Examining Liberty Shoes’ returns relative to the Sensex reveals a mixed picture. Over the past week, the stock surged 20.00%, significantly outperforming the Sensex’s 3.00% gain. Similarly, over the last month, Liberty Shoes posted a 14.62% return while the Sensex declined by 6.10%.

However, year-to-date and one-year returns tell a different story. The stock has fallen 7.76% YTD and 18.80% over one year, compared to the Sensex’s declines of 13.04% and 1.67%, respectively. Over longer horizons, the stock has delivered a 15.97% return over three years and an impressive 99.42% over five years, outperforming the Sensex’s 23.86% and 50.62% returns in those periods. Yet, over ten years, the Sensex’s 197.61% gain dwarfs Liberty Shoes’ 46.05%.

This data suggests that while the company has shown some long-term growth, recent performance has been volatile and weaker than the broader market.

Ownership and Industry Context

Liberty Shoes operates within the footwear industry, classified under the consumer durables sector.
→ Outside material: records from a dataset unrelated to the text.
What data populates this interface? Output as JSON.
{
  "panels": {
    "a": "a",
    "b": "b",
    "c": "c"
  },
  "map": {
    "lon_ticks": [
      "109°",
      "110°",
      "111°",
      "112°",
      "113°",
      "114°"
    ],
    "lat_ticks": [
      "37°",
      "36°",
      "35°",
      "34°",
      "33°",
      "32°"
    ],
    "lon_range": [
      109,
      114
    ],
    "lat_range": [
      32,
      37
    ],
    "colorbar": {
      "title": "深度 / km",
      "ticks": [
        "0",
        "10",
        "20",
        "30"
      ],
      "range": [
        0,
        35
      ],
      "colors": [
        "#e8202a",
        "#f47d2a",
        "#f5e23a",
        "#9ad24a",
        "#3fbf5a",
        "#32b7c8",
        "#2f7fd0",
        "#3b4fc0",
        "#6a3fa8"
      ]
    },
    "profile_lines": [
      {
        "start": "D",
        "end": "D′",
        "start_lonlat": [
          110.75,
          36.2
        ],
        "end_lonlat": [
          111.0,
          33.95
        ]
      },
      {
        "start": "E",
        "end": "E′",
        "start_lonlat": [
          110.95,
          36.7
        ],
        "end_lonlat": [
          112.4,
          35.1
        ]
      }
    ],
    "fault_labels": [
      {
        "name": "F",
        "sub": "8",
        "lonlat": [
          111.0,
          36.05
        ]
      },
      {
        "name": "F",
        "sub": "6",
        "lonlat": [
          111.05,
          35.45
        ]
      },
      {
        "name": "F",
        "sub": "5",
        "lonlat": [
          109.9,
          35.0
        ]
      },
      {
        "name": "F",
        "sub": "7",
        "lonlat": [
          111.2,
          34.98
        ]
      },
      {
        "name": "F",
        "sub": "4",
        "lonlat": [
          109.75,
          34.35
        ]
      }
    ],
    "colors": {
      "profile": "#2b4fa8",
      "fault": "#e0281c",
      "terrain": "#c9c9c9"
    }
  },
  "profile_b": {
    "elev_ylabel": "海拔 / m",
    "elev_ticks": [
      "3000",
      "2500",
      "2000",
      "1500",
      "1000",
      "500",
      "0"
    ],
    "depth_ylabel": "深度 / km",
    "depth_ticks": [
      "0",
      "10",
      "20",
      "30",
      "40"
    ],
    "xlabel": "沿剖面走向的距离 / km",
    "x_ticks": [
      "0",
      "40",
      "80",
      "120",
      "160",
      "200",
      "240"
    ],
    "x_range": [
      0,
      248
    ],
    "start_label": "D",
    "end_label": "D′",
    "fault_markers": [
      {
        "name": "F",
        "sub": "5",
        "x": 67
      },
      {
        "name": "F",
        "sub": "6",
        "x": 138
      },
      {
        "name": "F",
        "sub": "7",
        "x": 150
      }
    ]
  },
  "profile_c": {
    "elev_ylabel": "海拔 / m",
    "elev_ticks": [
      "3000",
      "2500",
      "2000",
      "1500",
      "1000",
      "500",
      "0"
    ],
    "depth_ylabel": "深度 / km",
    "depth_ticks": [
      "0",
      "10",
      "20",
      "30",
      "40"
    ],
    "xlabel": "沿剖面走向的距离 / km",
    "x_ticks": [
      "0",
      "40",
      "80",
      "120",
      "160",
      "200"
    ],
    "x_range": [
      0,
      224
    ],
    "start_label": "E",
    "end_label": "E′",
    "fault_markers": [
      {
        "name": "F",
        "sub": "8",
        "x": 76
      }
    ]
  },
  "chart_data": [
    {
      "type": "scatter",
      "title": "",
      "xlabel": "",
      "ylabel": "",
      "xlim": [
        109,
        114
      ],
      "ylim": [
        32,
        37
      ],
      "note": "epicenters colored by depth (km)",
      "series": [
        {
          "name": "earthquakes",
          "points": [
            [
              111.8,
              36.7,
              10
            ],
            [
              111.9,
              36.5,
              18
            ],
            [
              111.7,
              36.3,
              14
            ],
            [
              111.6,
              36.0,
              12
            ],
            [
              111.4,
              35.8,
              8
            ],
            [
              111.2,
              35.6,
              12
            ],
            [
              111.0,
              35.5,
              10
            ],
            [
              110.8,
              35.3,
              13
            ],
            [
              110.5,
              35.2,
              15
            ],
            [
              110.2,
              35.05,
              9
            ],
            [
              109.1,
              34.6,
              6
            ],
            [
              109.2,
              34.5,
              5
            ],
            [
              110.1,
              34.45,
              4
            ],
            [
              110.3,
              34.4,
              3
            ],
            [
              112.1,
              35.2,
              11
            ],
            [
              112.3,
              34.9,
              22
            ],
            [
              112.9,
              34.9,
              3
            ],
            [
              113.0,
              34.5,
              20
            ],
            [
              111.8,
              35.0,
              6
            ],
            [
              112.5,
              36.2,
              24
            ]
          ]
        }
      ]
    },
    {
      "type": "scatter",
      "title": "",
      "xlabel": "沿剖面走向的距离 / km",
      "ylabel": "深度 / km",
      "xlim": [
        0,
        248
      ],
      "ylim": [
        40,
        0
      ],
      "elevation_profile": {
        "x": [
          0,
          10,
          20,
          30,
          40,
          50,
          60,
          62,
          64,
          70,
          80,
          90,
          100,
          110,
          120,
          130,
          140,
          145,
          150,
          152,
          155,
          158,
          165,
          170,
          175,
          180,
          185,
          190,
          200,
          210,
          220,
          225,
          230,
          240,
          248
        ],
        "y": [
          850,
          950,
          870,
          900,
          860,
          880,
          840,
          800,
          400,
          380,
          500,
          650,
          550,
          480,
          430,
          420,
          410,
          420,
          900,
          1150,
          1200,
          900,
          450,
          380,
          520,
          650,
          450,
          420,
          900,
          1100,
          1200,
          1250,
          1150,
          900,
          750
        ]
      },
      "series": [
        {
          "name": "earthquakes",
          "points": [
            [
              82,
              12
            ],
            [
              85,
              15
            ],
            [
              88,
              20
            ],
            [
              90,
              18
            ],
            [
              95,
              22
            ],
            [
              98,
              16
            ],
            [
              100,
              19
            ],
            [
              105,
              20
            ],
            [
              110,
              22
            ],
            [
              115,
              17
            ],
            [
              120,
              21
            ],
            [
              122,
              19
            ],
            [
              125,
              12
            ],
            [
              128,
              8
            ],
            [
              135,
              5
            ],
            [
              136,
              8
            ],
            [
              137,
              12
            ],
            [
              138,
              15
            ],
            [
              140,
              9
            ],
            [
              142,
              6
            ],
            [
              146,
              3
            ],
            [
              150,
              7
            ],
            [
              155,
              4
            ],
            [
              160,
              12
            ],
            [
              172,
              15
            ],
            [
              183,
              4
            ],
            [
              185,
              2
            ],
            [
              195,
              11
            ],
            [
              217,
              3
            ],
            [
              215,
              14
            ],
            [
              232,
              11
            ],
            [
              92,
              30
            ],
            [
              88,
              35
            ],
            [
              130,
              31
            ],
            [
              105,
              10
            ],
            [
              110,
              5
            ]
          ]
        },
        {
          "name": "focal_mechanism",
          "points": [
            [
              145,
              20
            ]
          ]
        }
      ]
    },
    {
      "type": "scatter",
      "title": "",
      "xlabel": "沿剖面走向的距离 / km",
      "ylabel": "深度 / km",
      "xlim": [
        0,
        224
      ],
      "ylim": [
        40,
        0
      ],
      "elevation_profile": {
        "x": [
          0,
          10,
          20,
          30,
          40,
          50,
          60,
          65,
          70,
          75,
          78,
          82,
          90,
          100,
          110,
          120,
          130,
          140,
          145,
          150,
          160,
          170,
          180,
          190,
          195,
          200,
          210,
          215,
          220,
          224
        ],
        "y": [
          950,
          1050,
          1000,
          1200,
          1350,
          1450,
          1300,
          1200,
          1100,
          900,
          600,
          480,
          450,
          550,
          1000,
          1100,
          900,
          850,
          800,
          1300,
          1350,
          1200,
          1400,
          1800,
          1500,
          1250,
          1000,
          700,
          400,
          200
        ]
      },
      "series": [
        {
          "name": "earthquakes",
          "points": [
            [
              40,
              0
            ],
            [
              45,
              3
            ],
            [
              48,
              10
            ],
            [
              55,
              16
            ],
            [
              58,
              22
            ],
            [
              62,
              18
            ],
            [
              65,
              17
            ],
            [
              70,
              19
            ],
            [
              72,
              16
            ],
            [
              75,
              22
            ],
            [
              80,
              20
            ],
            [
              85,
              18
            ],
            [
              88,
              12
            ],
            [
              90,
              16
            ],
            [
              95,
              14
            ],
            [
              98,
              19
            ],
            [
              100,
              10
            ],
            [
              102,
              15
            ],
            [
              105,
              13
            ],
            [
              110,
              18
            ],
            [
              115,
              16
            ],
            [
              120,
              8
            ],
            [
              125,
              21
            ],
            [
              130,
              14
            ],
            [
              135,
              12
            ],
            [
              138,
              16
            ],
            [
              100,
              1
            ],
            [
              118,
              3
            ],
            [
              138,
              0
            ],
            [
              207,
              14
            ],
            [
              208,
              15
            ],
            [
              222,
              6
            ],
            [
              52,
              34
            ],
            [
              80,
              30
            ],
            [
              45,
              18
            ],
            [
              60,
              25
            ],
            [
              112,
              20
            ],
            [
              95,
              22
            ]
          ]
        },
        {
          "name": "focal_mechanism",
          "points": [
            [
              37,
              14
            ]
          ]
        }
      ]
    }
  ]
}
It is a micro-cap stock with a current Mojo Score of 34.0 and a Mojo Grade upgraded to Sell from Strong Sell as of 6 April 2026. The majority ownership rests with promoters, which may influence strategic decisions and capital allocation.

Given the company’s micro-cap status and financial challenges, investors should approach with caution, balancing the technical improvements against the fundamental weaknesses.

Conclusion: Upgrade Reflects Technical Optimism Amid Fundamental Concerns

The upgrade of Liberty Shoes Ltd’s investment rating to Sell from Strong Sell primarily reflects a shift in technical indicators from bearish to mildly bearish, signalling a potential near-term price stabilisation or modest recovery. However, the company’s financial performance remains weak, with poor profitability, declining earnings, and elevated leverage.

Valuation metrics suggest the stock is attractively priced relative to capital employed and peer valuations, but this is tempered by the company’s operational struggles and market underperformance over the past year. Investors should weigh these factors carefully and consider alternative opportunities within the footwear sector and broader consumer durables space.